When you’re shopping for skincare, you want to make sure the products you’re buying feature ingredients that really do the work for your skin. If they don’t, then what’s the point of spending your money (or sometimes splurging) on them? That’s why it’s so important to arm yourself with knowledge about common skincare ingredients so you know which ones will work best for your specific skin type and concerns. Of course, a dermatologist might be your best source for figuring all of this out, but you can do your own research too.
One powerhouse ingredient that you might have heard of before is niacinamide. In my opinion, the word “niacinamide” is starting to gain traction much like hyaluronic acid has been a popular skincare buzzword for years. But what is the ingredient, and why is it so beneficial? Well, I asked a derm to explain.
“Niacinamide is a form of vitamin B3, a water-soluble vitamin that helps support repair mechanisms in the body’s cells. It can help to reduce damage from free radicals, reduce inflammation, and support the skin barrier,” explains Michele Farber, MD, FAAD, of Schweiger Dermatology Group in Philadelphia, Pennsylvania.

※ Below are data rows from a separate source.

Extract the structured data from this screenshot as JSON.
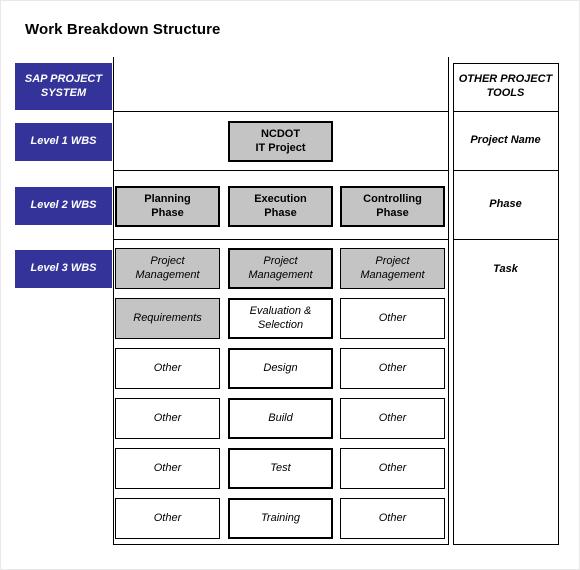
{
  "page": {
    "title": "Work Breakdown Structure",
    "colors": {
      "level_label_blue": "#333399",
      "node_gray": "#c4c4c4",
      "line_black": "#000000",
      "background": "#ffffff"
    }
  },
  "left_labels": [
    {
      "id": "sap-project-system",
      "line1": "SAP PROJECT",
      "line2": "SYSTEM"
    },
    {
      "id": "level-1-wbs",
      "line1": "Level 1 WBS",
      "line2": ""
    },
    {
      "id": "level-2-wbs",
      "line1": "Level 2 WBS",
      "line2": ""
    },
    {
      "id": "level-3-wbs",
      "line1": "Level 3 WBS",
      "line2": ""
    }
  ],
  "right_column": [
    {
      "id": "other-project-tools",
      "line1": "OTHER PROJECT",
      "line2": "TOOLS"
    },
    {
      "id": "project-name",
      "line1": "Project Name",
      "line2": ""
    },
    {
      "id": "phase",
      "line1": "Phase",
      "line2": ""
    },
    {
      "id": "task",
      "line1": "Task",
      "line2": ""
    }
  ],
  "level1": {
    "node": {
      "line1": "NCDOT",
      "line2": "IT Project",
      "fill": "gray",
      "border": "thick"
    }
  },
  "level2": {
    "nodes": [
      {
        "line1": "Planning",
        "line2": "Phase",
        "fill": "gray",
        "border": "thick"
      },
      {
        "line1": "Execution",
        "line2": "Phase",
        "fill": "gray",
        "border": "thick"
      },
      {
        "line1": "Controlling",
        "line2": "Phase",
        "fill": "gray",
        "border": "thick"
      }
    ]
  },
  "level3": {
    "rows": [
      {
        "cells": [
          {
            "line1": "Project",
            "line2": "Management",
            "fill": "gray",
            "border": "thin"
          },
          {
            "line1": "Project",
            "line2": "Management",
            "fill": "gray",
            "border": "thick"
          },
          {
            "line1": "Project",
            "line2": "Management",
            "fill": "gray",
            "border": "thin"
          }
        ]
      },
      {
        "cells": [
          {
            "line1": "Requirements",
            "line2": "",
            "fill": "gray",
            "border": "thin"
          },
          {
            "line1": "Evaluation &",
            "line2": "Selection",
            "fill": "white",
            "border": "thick"
          },
          {
            "line1": "Other",
            "line2": "",
            "fill": "white",
            "border": "thin"
          }
        ]
      },
      {
        "cells": [
          {
            "line1": "Other",
            "line2": "",
            "fill": "white",
            "border": "thin"
          },
          {
            "line1": "Design",
            "line2": "",
            "fill": "white",
            "border": "thick"
          },
          {
            "line1": "Other",
            "line2": "",
            "fill": "white",
            "border": "thin"
          }
        ]
      },
      {
        "cells": [
          {
            "line1": "Other",
            "line2": "",
            "fill": "white",
            "border": "thin"
          },
          {
            "line1": "Build",
            "line2": "",
            "fill": "white",
            "border": "thick"
          },
          {
            "line1": "Other",
            "line2": "",
            "fill": "white",
            "border": "thin"
          }
        ]
      },
      {
        "cells": [
          {
            "line1": "Other",
            "line2": "",
            "fill": "white",
            "border": "thin"
          },
          {
            "line1": "Test",
            "line2": "",
            "fill": "white",
            "border": "thick"
          },
          {
            "line1": "Other",
            "line2": "",
            "fill": "white",
            "border": "thin"
          }
        ]
      },
      {
        "cells": [
          {
            "line1": "Other",
            "line2": "",
            "fill": "white",
            "border": "thin"
          },
          {
            "line1": "Training",
            "line2": "",
            "fill": "white",
            "border": "thick"
          },
          {
            "line1": "Other",
            "line2": "",
            "fill": "white",
            "border": "thin"
          }
        ]
      }
    ]
  }
}
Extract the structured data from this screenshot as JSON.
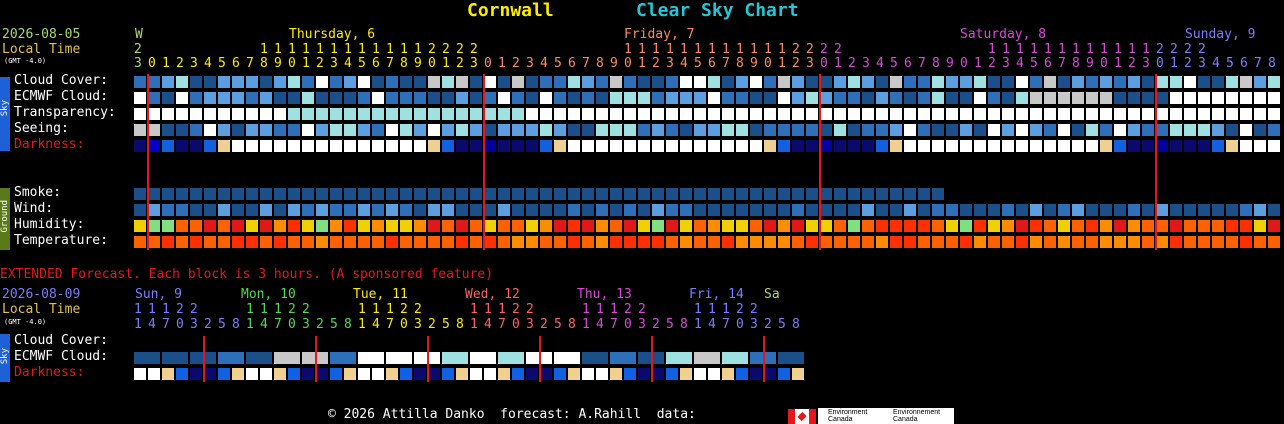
{
  "header": {
    "site": "Cornwall",
    "title": "Clear Sky Chart",
    "site_color": "#ffea00",
    "title_color": "#1ec8d8"
  },
  "main": {
    "date": "2026-08-05",
    "local_time": "Local Time",
    "gmt": "(GMT -4.0)",
    "days": [
      {
        "text": "W",
        "color": "#a9d86e"
      },
      {
        "text": "Thursday, 6",
        "color": "#ffea00"
      },
      {
        "text": "Friday, 7",
        "color": "#ff8a5c"
      },
      {
        "text": "Saturday, 8",
        "color": "#d948d9"
      },
      {
        "text": "Sunday, 9",
        "color": "#7b7bff"
      }
    ],
    "hours_top": "2                 1 1 1 1 1 1 1 1 1 1 1 1 2 2 2 2                     1 1 1 1 1 1 1 1 1 1 1 1 2 2 2 2                     1 1 1 1 1 1 1 1 1 1 1 1 2 2 2 2",
    "hours_bot": "3 0 1 2 3 4 5 6 7 8 9 0 1 2 3 4 5 6 7 8 9 0 1 2 3 0 1 2 3 4 5 6 7 8 9 0 1 2 3 4 5 6 7 8 9 0 1 2 3 0 1 2 3 4 5 6 7 8 9 0 1 2 3 4 5 6 7 8 9 0 1 2 3 0 1 2 3 4 5 6 7 8",
    "sky_rows": [
      {
        "label": "Cloud Cover:",
        "color": "#ffffff"
      },
      {
        "label": "ECMWF Cloud:",
        "color": "#ffffff"
      },
      {
        "label": "Transparency:",
        "color": "#ffffff"
      },
      {
        "label": "Seeing:",
        "color": "#ffffff"
      },
      {
        "label": "Darkness:",
        "color": "#e8161a"
      }
    ],
    "ground_rows": [
      {
        "label": "Smoke:"
      },
      {
        "label": "Wind:"
      },
      {
        "label": "Humidity:"
      },
      {
        "label": "Temperature:"
      }
    ],
    "sky_tab": "Sky",
    "ground_tab": "Ground"
  },
  "extended": {
    "note": "EXTENDED Forecast. Each block is 3 hours. (A sponsored feature)",
    "date": "2026-08-09",
    "local_time": "Local Time",
    "gmt": "(GMT -4.0)",
    "days": [
      {
        "text": "Sun, 9",
        "color": "#7b7bff"
      },
      {
        "text": "Mon, 10",
        "color": "#52d852"
      },
      {
        "text": "Tue, 11",
        "color": "#ffea00"
      },
      {
        "text": "Wed, 12",
        "color": "#ff6060"
      },
      {
        "text": "Thu, 13",
        "color": "#d948d9"
      },
      {
        "text": "Fri, 14",
        "color": "#7b7bff"
      },
      {
        "text": "Sa",
        "color": "#a9d86e"
      }
    ],
    "hours_top": "1 1 1 2 2       1 1 1 2 2       1 1 1 2 2       1 1 1 2 2       1 1 1 2 2       1 1 1 2 2",
    "hours_bot": "1 4 7 0 3 2 5 8 1 4 7 0 3 2 5 8 1 4 7 0 3 2 5 8 1 4 7 0 3 2 5 8 1 4 7 0 3 2 5 8 1 4 7 0 3 2 5 8",
    "rows": [
      {
        "label": "Cloud Cover:",
        "color": "#ffffff"
      },
      {
        "label": "ECMWF Cloud:",
        "color": "#ffffff"
      },
      {
        "label": "Darkness:",
        "color": "#e8161a"
      }
    ],
    "sky_tab": "Sky"
  },
  "footer": {
    "copyright": "© 2026 Attilla Danko  forecast: A.Rahill  data:",
    "env_en": "Environment Canada",
    "env_fr": "Environnement Canada"
  }
}
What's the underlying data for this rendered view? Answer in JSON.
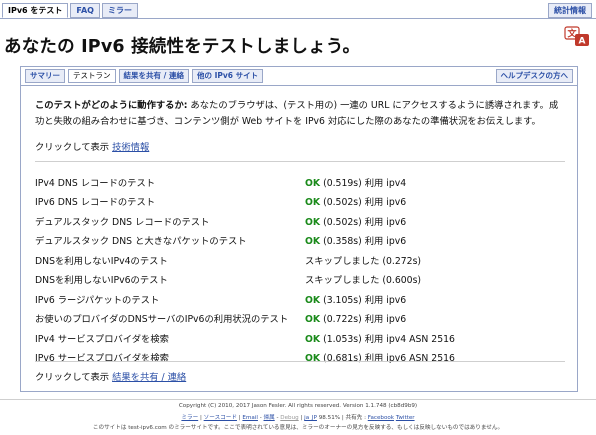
{
  "top_tabs": [
    {
      "label": "IPv6 をテスト",
      "active": true
    },
    {
      "label": "FAQ",
      "active": false
    },
    {
      "label": "ミラー",
      "active": false
    }
  ],
  "top_right_tab": "統計情報",
  "page_title": "あなたの IPv6 接続性をテストしましょう。",
  "panel_tabs": {
    "summary": "サマリー",
    "tests": "テストラン",
    "share": "結果を共有 / 連絡",
    "other": "他の IPv6 サイト",
    "help": "ヘルプデスクの方へ"
  },
  "intro": {
    "bold": "このテストがどのように動作するか:",
    "text": " あなたのブラウザは、(テスト用の) 一連の URL にアクセスするように誘導されます。成功と失敗の組み合わせに基づき、コンテンツ側が Web サイトを IPv6 対応にした際のあなたの準備状況をお伝えします。"
  },
  "show_tech": {
    "prefix": "クリックして表示 ",
    "link": "技術情報"
  },
  "results": [
    {
      "test": "IPv4 DNS レコードのテスト",
      "ok": "OK",
      "detail": " (0.519s) 利用 ipv4"
    },
    {
      "test": "IPv6 DNS レコードのテスト",
      "ok": "OK",
      "detail": " (0.502s) 利用 ipv6"
    },
    {
      "test": "デュアルスタック DNS レコードのテスト",
      "ok": "OK",
      "detail": " (0.502s) 利用 ipv6"
    },
    {
      "test": "デュアルスタック DNS と大きなパケットのテスト",
      "ok": "OK",
      "detail": " (0.358s) 利用 ipv6"
    },
    {
      "test": "DNSを利用しないIPv4のテスト",
      "ok": "",
      "detail": "スキップしました (0.272s)"
    },
    {
      "test": "DNSを利用しないIPv6のテスト",
      "ok": "",
      "detail": "スキップしました (0.600s)"
    },
    {
      "test": "IPv6 ラージパケットのテスト",
      "ok": "OK",
      "detail": " (3.105s) 利用 ipv6"
    },
    {
      "test": "お使いのプロバイダのDNSサーバのIPv6の利用状況のテスト",
      "ok": "OK",
      "detail": " (0.722s) 利用 ipv6"
    },
    {
      "test": "IPv4 サービスプロバイダを検索",
      "ok": "OK",
      "detail": " (1.053s) 利用 ipv4 ASN 2516"
    },
    {
      "test": "IPv6 サービスプロバイダを検索",
      "ok": "OK",
      "detail": " (0.681s) 利用 ipv6 ASN 2516"
    }
  ],
  "show_share": {
    "prefix": "クリックして表示 ",
    "link": "結果を共有 / 連絡"
  },
  "footer": {
    "copyright": "Copyright (C) 2010, 2017 Jason Fesler. All rights reserved. Version 1.1.748 (cb8d9b9)",
    "links": {
      "mirrors": "ミラー",
      "source": "ソースコード",
      "email": "Email",
      "attrib": "帰属",
      "debug": "Debug",
      "lang": "ja_JP",
      "pct": " 98.51%",
      "share_prefix": " | 共有先 : ",
      "facebook": "Facebook",
      "twitter": "Twitter"
    },
    "note": "このサイトは test-ipv6.com のミラーサイトです。ここで表明されている意見は、ミラーのオーナーの見方を反映する、もしくは反映しないものではありません。"
  },
  "colors": {
    "tab_border": "#9aa7c8",
    "tab_bg": "#e8ecf7",
    "link": "#2b4fa6",
    "ok": "#1a8a1a"
  },
  "icons": {
    "translate": "translate-icon"
  }
}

Farber adds that niacinamide can be used topically as an anti-inflammatory for conditions like acne and rosacea. It can help support hydration, improve the skin barrier, brighten skin, and reduce dark pigment. It also can reduce the appearance of fine lines and wrinkles.
“Niacinamide can also be used orally for reducing the risk of non-melanoma skin cancer in the appropriate setting and also for acne when other oral medications are contraindicated or not tolerated,” Farber says.
For the most part, pretty much all skin types can use niacinamide because it’s generally well tolerated. Farber says it’s best for people dealing with inflammatory skin conditions like acne, rosacea, and eczema. But it’s important to note that it may be irritating on sensitive skin in higher concentrations.
“While it has many benefits, niacinamide is best as an adjunct treatment,” Farber explains. “Most people with acne, rosacea, or pigment changes will need other ingredients and possibly prescriptions to complete a skin regimen.”
One way to add niacinamide into your skincare routine is through a serum, which Farber says would be a great addition if you’re dealing with acne, rosacea, redness, and generally sensitive skin. “It’s ideal in combination with other ingredients depending on skincare goals, but it’s also a nice option for people who have trouble tolerating other products,” she adds.
When choosing a serum, Farber recommends looking for one with a percentage between 2% to 10%. She also suggests looking for it in combination formulas. When it’s paired with kojic and tranexamic acids, it targets pigmentation; with vitamin C, it’s for brightening; with hyaluronic acid for hydration; and with retinol for acne.